By default, Pipeline adds no prefix, i.e its get_feature_names_out() is the same as the get_feature_names_out() of the last step, and None if the last step is not a transformer.

ColumnTransformer by default adds a prefix to the output feature names, indicating the name of the transformer applied to them. If a column is in the output as a part of passthrough, it won’t be prefixed since no operation has been applied on it.


Here we include some examples to demonstrate the behavior of output feature names:

100 features (no names) -> PCA(n_components=3)
get_feature_names_out(): [pca0, pca1, pca2]

100 features (no names) -> SelectKBest(k=3)
get_feature_names_out(): [x2, x17, x42]

[f1, ..., f100] -> SelectKBest(k=3)
get_feature_names_out(): [f2, f17, f42]

[cat0] -> OneHotEncoder()
get_feature_names_out(): [cat0_cat, cat0_dog, ...]

[f1, ..., f100] -> Pipeline(
get_feature_names_out(): [pca0, pca1, pca2]

[model, make, numeric0, ..., numeric100] ->
        [('cat', Pipeline(SimpleImputer(), OneHotEncoder()),
          ['model', 'make']),
         ('num', Pipeline(SimpleImputer(), PCA(n_components=3)),
          ['numeric0', ..., 'numeric100'])]
get_feature_names_out(): ['cat_model_100', 'cat_model_200', ...,
                          'cat_make_ABC', 'cat_make_XYZ', ...,
                          'num_pca0', 'num_pca1', 'num_pca2']

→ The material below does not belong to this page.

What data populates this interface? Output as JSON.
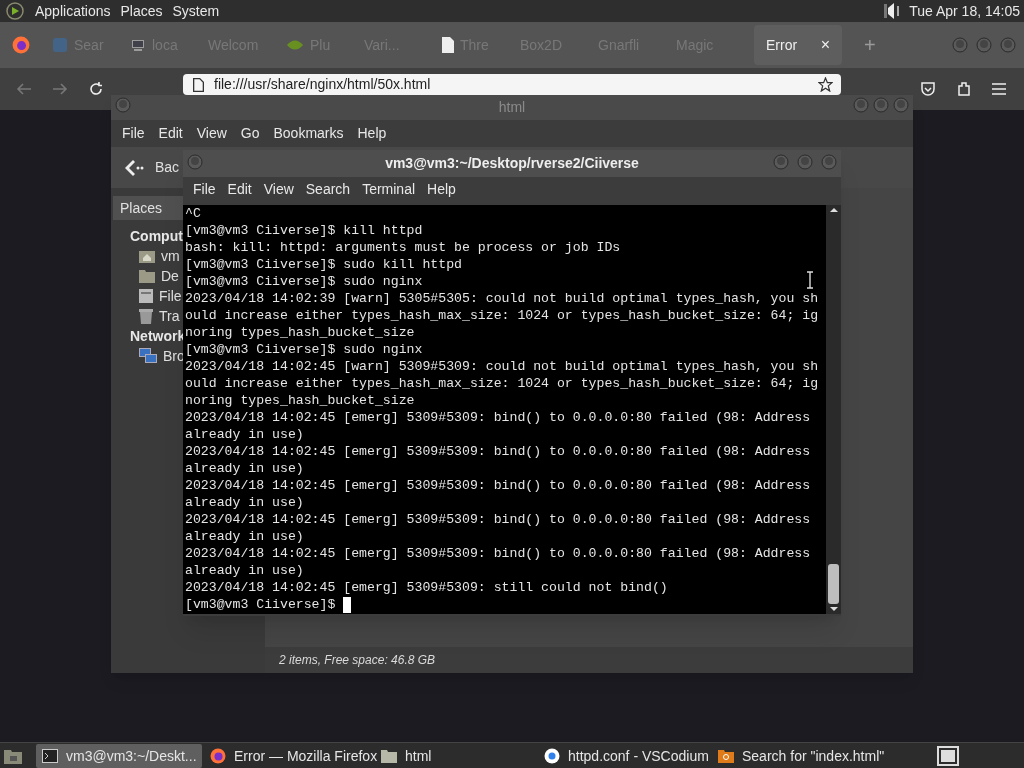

However, the following examples produce a somewhat redundant feature names:

[model, make, numeric0, ..., numeric100] ->
        ('ohe', OneHotEncoder(), ['model', 'make']),
        ('pca', PCA(n_components=3), ['numeric0', ..., 'numeric100'])
get_feature_names_out(): ['ohe_model_100', 'ohe_model_200', ...,
                          'ohe_make_ABC', 'ohe_make_XYZ', ...,
                          'pca_pca0', 'pca_pca1', 'pca_pca2']



To provide more control over feature names, we could add a boolean verbose_feature_names_out constructor argument to certain transformers. The default would reflect the description above, but changes would allow more verbose names in some transformers, say having StandardScaler map 'age' to 'scale(age)'.

In case of the ColumnTransformer example above verbose_feature_names_out could remove the estimator names, leading to shorter and less redundant names:

[model, make, numeric0, ..., numeric100] ->
        (OneHotEncoder(), ['model', 'make']),
        (PCA(n_components=3), ['numeric0', ..., 'numeric100']),
get_feature_names_out(): ['model_100', 'model_200', ...,
                          'make_ABC', 'make_XYZ', ...,
                          'pca0', 'pca1', 'pca2']

Alternative solutions to a boolean flag could include:

  • an integer: fine tuning the verbosity of the generated feature names.
  • a callable which would give further flexibility to the user to generate user defined feature names.

These alternatives may be discussed and implemented in the future if deemed necessary.

Backward Compatibility

All estimators should implement the feature_names_in_ and get_feature_names_out() API. This is checked in check_estimator, and the transition is done with a FutureWarning for at least two versions to give time to third party developers to implement the API.